If there are three magnitudes, and others equal to them in multitude, which taken two and two are in the same ratio, and if *ex aequali* the first is greater than the third, then the fourth is also greater than the sixth; if equal, equal, and; if less, less.

Let there be three magnitudes *A, B,* and *C,* and others *D, E,* and *F* equal to them in multitude, which taken two and two are in the same ratio, so that *A* is to *B* as *D* is to *E,* and *B* is to *C* as *E* is to *F.*

Let *A* be greater than *C ex aequali.*

I say that *D* is also greater than *F*; if *A* equals *C,* equal; and, if less, less.

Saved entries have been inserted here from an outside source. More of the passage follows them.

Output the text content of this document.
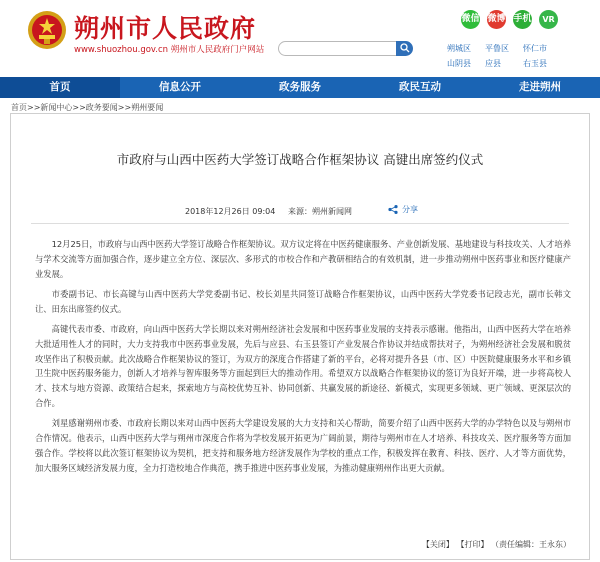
朔州市人民政府
www.shuozhou.gov.cn 朔州市人民政府门户网站
微信 微博 手机	VR
朔城区	平鲁区	怀仁市
山阴县	应县	右玉县
首页	信息公开	政务服务	政民互动	走进朔州
首页>>新闻中心>>政务要闻>>朔州要闻
市政府与山西中医药大学签订战略合作框架协议 高键出席签约仪式
2018年12月26日 09:04 来源：朔州新闻网	分享

12月25日，市政府与山西中医药大学签订战略合作框架协议。双方议定将在中医药健康服务、产业创新发展、基地建设与科技攻关、人才培养与学术交流等方面加强合作，逐步建立全方位、深层次、多形式的市校合作和产教研相结合的有效机制，进一步推动朔州中医药事业和医疗健康产业发展。

市委副书记、市长高键与山西中医药大学党委副书记、校长刘星共同签订战略合作框架协议，山西中医药大学党委书记段志光，副市长韩文让、田东出席签约仪式。

高键代表市委、市政府，向山西中医药大学长期以来对朔州经济社会发展和中医药事业发展的支持表示感谢。他指出，山西中医药大学在培养大批适用性人才的同时，大力支持我市中医药事业发展，先后与应县、右玉县签订产业发展合作协议并结成帮扶对子，为朔州经济社会发展和脱贫攻坚作出了积极贡献。此次战略合作框架协议的签订，为双方的深度合作搭建了新的平台，必将对提升各县（市、区）中医院健康服务水平和乡镇卫生院中医药服务能力，创新人才培养与智库服务等方面起到巨大的推动作用。希望双方以战略合作框架协议的签订为良好开端，进一步将高校人才、技术与地方资源、政策结合起来，探索地方与高校优势互补、协同创新、共赢发展的新途径、新模式，实现更多领域、更广领域、更深层次的合作。

刘星感谢朔州市委、市政府长期以来对山西中医药大学建设发展的大力支持和关心帮助，简要介绍了山西中医药大学的办学特色以及与朔州市合作情况。他表示，山西中医药大学与朔州市深度合作将为学校发展开拓更为广阔前景，期待与朔州市在人才培养、科技攻关、医疗服务等方面加强合作。学校将以此次签订框架协议为契机，把支持和服务地方经济发展作为学校的重点工作，积极发挥在教育、科技、医疗、人才等方面优势，加大服务区域经济发展力度，全力打造校地合作典范，携手推进中医药事业发展，为推动健康朔州作出更大贡献。

【关闭】 【打印】 （责任编辑：王永东）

Since *A* is greater than *C,* and *B* is some other magnitude, and the greater has to the same a greater ratio than the less has, therefore *A* has to *B* a greater ratio than *C* has to *B.*

But *A* is to *B* as *D* is to *E,* and, *C* is to *B,* inversely, as *F* is to *E,* therefore *D* has to *E* a greater ratio than *F* has to *E.*

But, of magnitudes which have a ratio to the same, that which has a greater ratio is greater, therefore *D* is greater than *F.*

Similarly we can prove that, if *A* equals *C,* then *D* also equals *F,* and if less, less.

Therefore, *if there are three magnitudes, and others equal to them in multitude, which taken two and two are in the same ratio, and if ex aequali the first is greater than the third, then the fourth is also greater than the sixth; if equal, equal, and; if less, less.*

Q.E.D.

The statement says that given proportions, *a* : *b* =*d* : *e* and *b* : *c* =*e* : *f*, then *a* >=< *c* implies *d* >=< *f*. The proof is straightforward.

This proposition is in preparation for V.22.